First and foremost, the foundation for Japanese manufacturers is a belief in long-term thinking. They plan for the future rather than choosing to go-with-the-flow.
Toyota produces vehicles of quality, they last longer, require less service, and are as the consumers crave. Unlike American industries, the Japanese make what the people want. In America, industry dictates the market. The thought is “build it and they will come.” Here, the manufacturer produces and then sells the product through persuasive advertising. They do not listen to the people or ask of their desires. In contrast, Japanese industry focuses on the customers’ desires.
For Toyota, satisfying the customer will gratify all else. Toyota believes as American industries once professed to, “a satisfied customer comes back.” More and more business is generated through referrals. A company that values its customer, society, and a shared economic welfare, is one that will not reduce labor and costs while enhancing Executive salaries and stock prices.
In Japan, it is accepted that all want wealth and quality; it is necessary that all reap the rewards of hard work, not solely the executives. Affluence is not available for the few; Japan as a whole is a very prosperous country. The distribution of wealth is more evenly balanced. The rich do not get richer while the poor become poorer. The Japanese value the principles of equity.
According to author, Jacoby, who writes of Japanese corporate governance, “Those in the bottom two-thirds of the income distribution enjoy a higher quality of life than their U.S. counterparts. As for the upper one-third, they, too, benefit from Japan’s high level of public services, as well as the security that comes from a stable, cohesive society.”
This is reflected in the principle that governs Toyota. Toyota practices a principle called kaizen, the notion that engineers, managers, and line workers collaborate continually to systematize production tasks and identify incremental changes to make work go more smoothly. All work together. Management and labor share a vision and power.
In a book title, The Toyota Way, author Jeffrey Liker articulates the guiding philosophy behind the success of Toyota is documented. Toyota believes that its’ principle philosophy must be one that honors long term thinking in deference to short term financial gains. Stock prices are not the strength of Toyota, nor do they influence business decisions!
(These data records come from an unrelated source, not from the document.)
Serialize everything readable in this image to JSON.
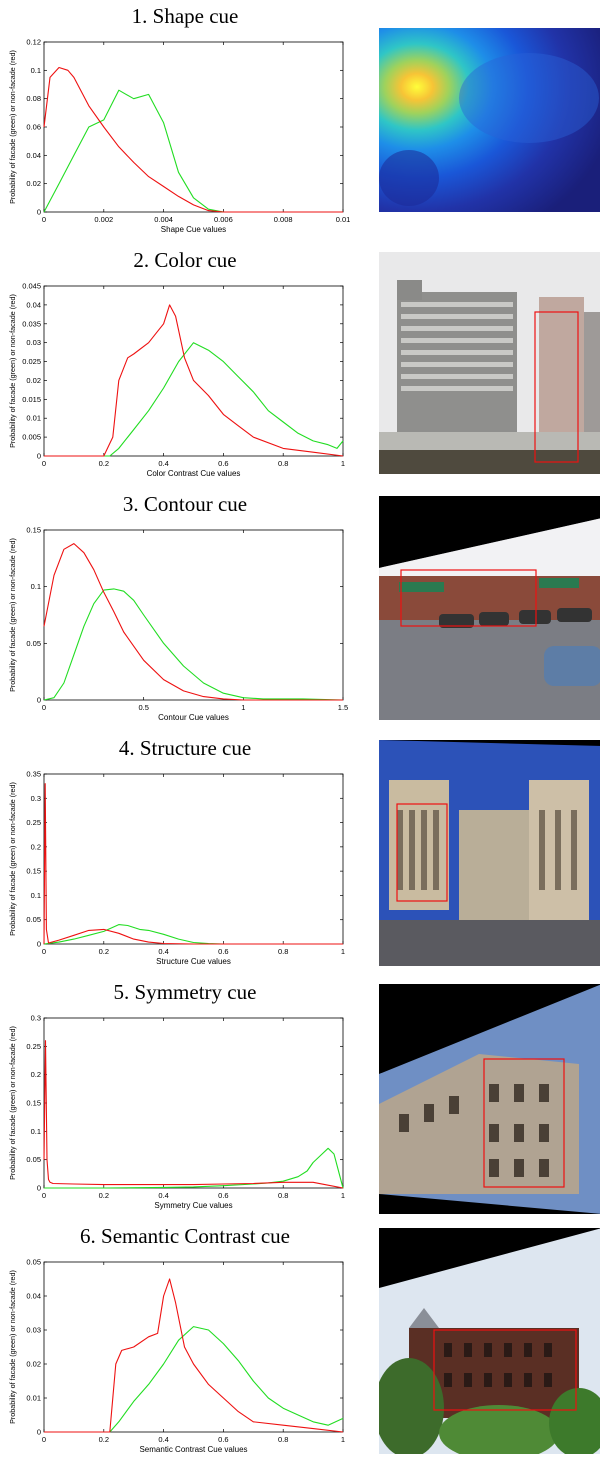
{
  "colors": {
    "facade": "#22dd22",
    "non_facade": "#ee1111"
  },
  "panels": [
    {
      "title": "1. Shape cue"
    },
    {
      "title": "2. Color cue"
    },
    {
      "title": "3. Contour cue"
    },
    {
      "title": "4. Structure cue"
    },
    {
      "title": "5. Symmetry cue"
    },
    {
      "title": "6. Semantic Contrast cue"
    }
  ],
  "thumbnails": [
    {
      "kind": "heatmap",
      "colormap": "jet"
    },
    {
      "kind": "photo",
      "scene": "building-with-box"
    },
    {
      "kind": "photo",
      "scene": "building-with-box"
    },
    {
      "kind": "photo",
      "scene": "building-with-box"
    },
    {
      "kind": "photo",
      "scene": "building-with-box"
    },
    {
      "kind": "photo",
      "scene": "building-with-box"
    }
  ],
  "chart_data": [
    {
      "type": "line",
      "xlabel": "Shape Cue values",
      "ylabel": "Probability of facade (green) or non-facade (red)",
      "xlim": [
        0,
        0.01
      ],
      "ylim": [
        0,
        0.12
      ],
      "xticks": [
        0,
        0.002,
        0.004,
        0.006,
        0.008,
        0.01
      ],
      "xtick_labels": [
        "0",
        "0.002",
        "0.004",
        "0.006",
        "0.008",
        "0.01"
      ],
      "yticks": [
        0,
        0.02,
        0.04,
        0.06,
        0.08,
        0.1,
        0.12
      ],
      "ytick_labels": [
        "0",
        "0.02",
        "0.04",
        "0.06",
        "0.08",
        "0.1",
        "0.12"
      ],
      "series": [
        {
          "color": "#22dd22",
          "x": [
            0,
            0.0005,
            0.001,
            0.0015,
            0.002,
            0.0025,
            0.003,
            0.0035,
            0.004,
            0.0045,
            0.005,
            0.0055,
            0.006,
            0.007,
            0.008,
            0.009,
            0.01
          ],
          "y": [
            0,
            0.02,
            0.04,
            0.06,
            0.065,
            0.086,
            0.08,
            0.083,
            0.063,
            0.028,
            0.01,
            0.002,
            0,
            0,
            0,
            0,
            0
          ]
        },
        {
          "color": "#ee1111",
          "x": [
            0,
            0.0002,
            0.0005,
            0.0008,
            0.001,
            0.0015,
            0.002,
            0.0025,
            0.003,
            0.0035,
            0.004,
            0.0045,
            0.005,
            0.0055,
            0.006,
            0.007,
            0.008,
            0.01
          ],
          "y": [
            0.06,
            0.095,
            0.102,
            0.1,
            0.095,
            0.075,
            0.06,
            0.046,
            0.035,
            0.025,
            0.018,
            0.011,
            0.005,
            0.001,
            0,
            0,
            0,
            0
          ]
        }
      ]
    },
    {
      "type": "line",
      "xlabel": "Color Contrast Cue values",
      "ylabel": "Probability of facade (green) or non-facade (red)",
      "xlim": [
        0,
        1
      ],
      "ylim": [
        0,
        0.045
      ],
      "xticks": [
        0,
        0.2,
        0.4,
        0.6,
        0.8,
        1
      ],
      "xtick_labels": [
        "0",
        "0.2",
        "0.4",
        "0.6",
        "0.8",
        "1"
      ],
      "yticks": [
        0,
        0.005,
        0.01,
        0.015,
        0.02,
        0.025,
        0.03,
        0.035,
        0.04,
        0.045
      ],
      "ytick_labels": [
        "0",
        "0.005",
        "0.01",
        "0.015",
        "0.02",
        "0.025",
        "0.03",
        "0.035",
        "0.04",
        "0.045"
      ],
      "series": [
        {
          "color": "#22dd22",
          "x": [
            0,
            0.22,
            0.25,
            0.3,
            0.35,
            0.4,
            0.45,
            0.5,
            0.55,
            0.6,
            0.65,
            0.7,
            0.75,
            0.8,
            0.85,
            0.9,
            0.95,
            0.98,
            1
          ],
          "y": [
            0,
            0,
            0.002,
            0.007,
            0.012,
            0.018,
            0.025,
            0.03,
            0.028,
            0.025,
            0.021,
            0.017,
            0.012,
            0.009,
            0.006,
            0.004,
            0.003,
            0.002,
            0.004
          ]
        },
        {
          "color": "#ee1111",
          "x": [
            0,
            0.2,
            0.23,
            0.25,
            0.28,
            0.3,
            0.35,
            0.38,
            0.4,
            0.42,
            0.44,
            0.47,
            0.5,
            0.55,
            0.6,
            0.65,
            0.7,
            0.8,
            0.9,
            1
          ],
          "y": [
            0,
            0,
            0.005,
            0.02,
            0.026,
            0.027,
            0.03,
            0.033,
            0.035,
            0.04,
            0.037,
            0.026,
            0.02,
            0.016,
            0.011,
            0.008,
            0.005,
            0.002,
            0.001,
            0
          ]
        }
      ]
    },
    {
      "type": "line",
      "xlabel": "Contour Cue values",
      "ylabel": "Probability of facade (green) or non-facade (red)",
      "xlim": [
        0,
        1.5
      ],
      "ylim": [
        0,
        0.15
      ],
      "xticks": [
        0,
        0.5,
        1,
        1.5
      ],
      "xtick_labels": [
        "0",
        "0.5",
        "1",
        "1.5"
      ],
      "yticks": [
        0,
        0.05,
        0.1,
        0.15
      ],
      "ytick_labels": [
        "0",
        "0.05",
        "0.1",
        "0.15"
      ],
      "series": [
        {
          "color": "#22dd22",
          "x": [
            0,
            0.05,
            0.1,
            0.15,
            0.2,
            0.25,
            0.3,
            0.35,
            0.4,
            0.45,
            0.5,
            0.6,
            0.7,
            0.8,
            0.9,
            1.0,
            1.1,
            1.3,
            1.5
          ],
          "y": [
            0,
            0.002,
            0.015,
            0.04,
            0.065,
            0.085,
            0.097,
            0.098,
            0.096,
            0.088,
            0.075,
            0.05,
            0.03,
            0.015,
            0.006,
            0.002,
            0.001,
            0.001,
            0
          ]
        },
        {
          "color": "#ee1111",
          "x": [
            0,
            0.05,
            0.1,
            0.15,
            0.2,
            0.25,
            0.3,
            0.35,
            0.4,
            0.5,
            0.6,
            0.7,
            0.8,
            0.9,
            1.0,
            1.2,
            1.5
          ],
          "y": [
            0.065,
            0.11,
            0.133,
            0.138,
            0.13,
            0.115,
            0.095,
            0.078,
            0.06,
            0.035,
            0.018,
            0.008,
            0.003,
            0.001,
            0,
            0,
            0
          ]
        }
      ]
    },
    {
      "type": "line",
      "xlabel": "Structure Cue values",
      "ylabel": "Probability of facade (green) or non-facade (red)",
      "xlim": [
        0,
        1
      ],
      "ylim": [
        0,
        0.35
      ],
      "xticks": [
        0,
        0.2,
        0.4,
        0.6,
        0.8,
        1
      ],
      "xtick_labels": [
        "0",
        "0.2",
        "0.4",
        "0.6",
        "0.8",
        "1"
      ],
      "yticks": [
        0,
        0.05,
        0.1,
        0.15,
        0.2,
        0.25,
        0.3,
        0.35
      ],
      "ytick_labels": [
        "0",
        "0.05",
        "0.1",
        "0.15",
        "0.2",
        "0.25",
        "0.3",
        "0.35"
      ],
      "series": [
        {
          "color": "#22dd22",
          "x": [
            0,
            0.05,
            0.1,
            0.15,
            0.2,
            0.25,
            0.28,
            0.32,
            0.35,
            0.4,
            0.45,
            0.5,
            0.55,
            0.6,
            1
          ],
          "y": [
            0,
            0.004,
            0.01,
            0.018,
            0.026,
            0.04,
            0.038,
            0.03,
            0.028,
            0.02,
            0.01,
            0.003,
            0.001,
            0,
            0
          ]
        },
        {
          "color": "#ee1111",
          "x": [
            0,
            0.004,
            0.008,
            0.015,
            0.05,
            0.1,
            0.15,
            0.2,
            0.25,
            0.3,
            0.35,
            0.4,
            0.5,
            1
          ],
          "y": [
            0,
            0.33,
            0.03,
            0.002,
            0.008,
            0.018,
            0.028,
            0.03,
            0.022,
            0.01,
            0.004,
            0.001,
            0,
            0
          ]
        }
      ]
    },
    {
      "type": "line",
      "xlabel": "Symmetry Cue values",
      "ylabel": "Probability of facade (green) or non-facade (red)",
      "xlim": [
        0,
        1
      ],
      "ylim": [
        0,
        0.3
      ],
      "xticks": [
        0,
        0.2,
        0.4,
        0.6,
        0.8,
        1
      ],
      "xtick_labels": [
        "0",
        "0.2",
        "0.4",
        "0.6",
        "0.8",
        "1"
      ],
      "yticks": [
        0,
        0.05,
        0.1,
        0.15,
        0.2,
        0.25,
        0.3
      ],
      "ytick_labels": [
        "0",
        "0.05",
        "0.1",
        "0.15",
        "0.2",
        "0.25",
        "0.3"
      ],
      "series": [
        {
          "color": "#22dd22",
          "x": [
            0,
            0.2,
            0.4,
            0.5,
            0.6,
            0.7,
            0.75,
            0.8,
            0.85,
            0.88,
            0.9,
            0.93,
            0.95,
            0.97,
            0.99,
            1
          ],
          "y": [
            0,
            0,
            0.001,
            0.002,
            0.004,
            0.007,
            0.009,
            0.012,
            0.02,
            0.03,
            0.045,
            0.06,
            0.07,
            0.06,
            0.02,
            0
          ]
        },
        {
          "color": "#ee1111",
          "x": [
            0,
            0.005,
            0.01,
            0.015,
            0.02,
            0.03,
            0.1,
            0.2,
            0.3,
            0.4,
            0.5,
            0.6,
            0.7,
            0.8,
            0.9,
            0.95,
            1
          ],
          "y": [
            0.05,
            0.26,
            0.05,
            0.015,
            0.01,
            0.008,
            0.007,
            0.006,
            0.006,
            0.006,
            0.006,
            0.007,
            0.008,
            0.01,
            0.01,
            0.005,
            0
          ]
        }
      ]
    },
    {
      "type": "line",
      "xlabel": "Semantic Contrast Cue values",
      "ylabel": "Probability of facade (green) or non-facade (red)",
      "xlim": [
        0,
        1
      ],
      "ylim": [
        0,
        0.05
      ],
      "xticks": [
        0,
        0.2,
        0.4,
        0.6,
        0.8,
        1
      ],
      "xtick_labels": [
        "0",
        "0.2",
        "0.4",
        "0.6",
        "0.8",
        "1"
      ],
      "yticks": [
        0,
        0.01,
        0.02,
        0.03,
        0.04,
        0.05
      ],
      "ytick_labels": [
        "0",
        "0.01",
        "0.02",
        "0.03",
        "0.04",
        "0.05"
      ],
      "series": [
        {
          "color": "#22dd22",
          "x": [
            0,
            0.22,
            0.25,
            0.3,
            0.35,
            0.4,
            0.45,
            0.5,
            0.55,
            0.6,
            0.65,
            0.7,
            0.75,
            0.8,
            0.85,
            0.9,
            0.95,
            1
          ],
          "y": [
            0,
            0,
            0.003,
            0.009,
            0.014,
            0.02,
            0.027,
            0.031,
            0.03,
            0.026,
            0.021,
            0.015,
            0.01,
            0.007,
            0.005,
            0.003,
            0.002,
            0.004
          ]
        },
        {
          "color": "#ee1111",
          "x": [
            0,
            0.22,
            0.24,
            0.26,
            0.3,
            0.35,
            0.38,
            0.4,
            0.42,
            0.44,
            0.47,
            0.5,
            0.55,
            0.6,
            0.65,
            0.7,
            0.8,
            0.9,
            1
          ],
          "y": [
            0,
            0,
            0.02,
            0.024,
            0.025,
            0.028,
            0.029,
            0.04,
            0.045,
            0.038,
            0.025,
            0.02,
            0.014,
            0.01,
            0.006,
            0.003,
            0.002,
            0.001,
            0
          ]
        }
      ]
    }
  ]
}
“The Toyota message is consistent: Do the right thing for the company, its employees, the customer, and the society as a whole.” This strongly held belief is practiced consistently and continuously. The words are not merely rhetoric; they are the reality of Toyota. It is this basic principle that breeds success!
Those at Toyota realize that what brings the best to one, will provide excellence for all if everyone chooses to work together. In order to achieve success, the interest of one must be the shared interest of all. In its quest to offer the best in quality and service to its customers, employees and stockholders, Toyota considers all equally. CEOs are not more important than laborers; nor are investors.
Toyota, as a corporation acknowledges it is vital to “Develop, work, grow and align the company towards a common goal that is bigger than making money. Your philosophical mission is and should be the foundation of all your other principles.” Yet, this is not the path at General Motors. For GM, making money is their first, and possibly only true concern.
As General Motors goes, so goes the nation? I hope not. My hope is that awareness will prosper and that American businesses will see that success does not come with shortsightedness. I hope that soon they will realize that what may seem an expense, the cost of creating a unified workforce, is actually, the greatest asset. The importance of healthy and happy employees is equal in importance to that of entrepreneurial gains.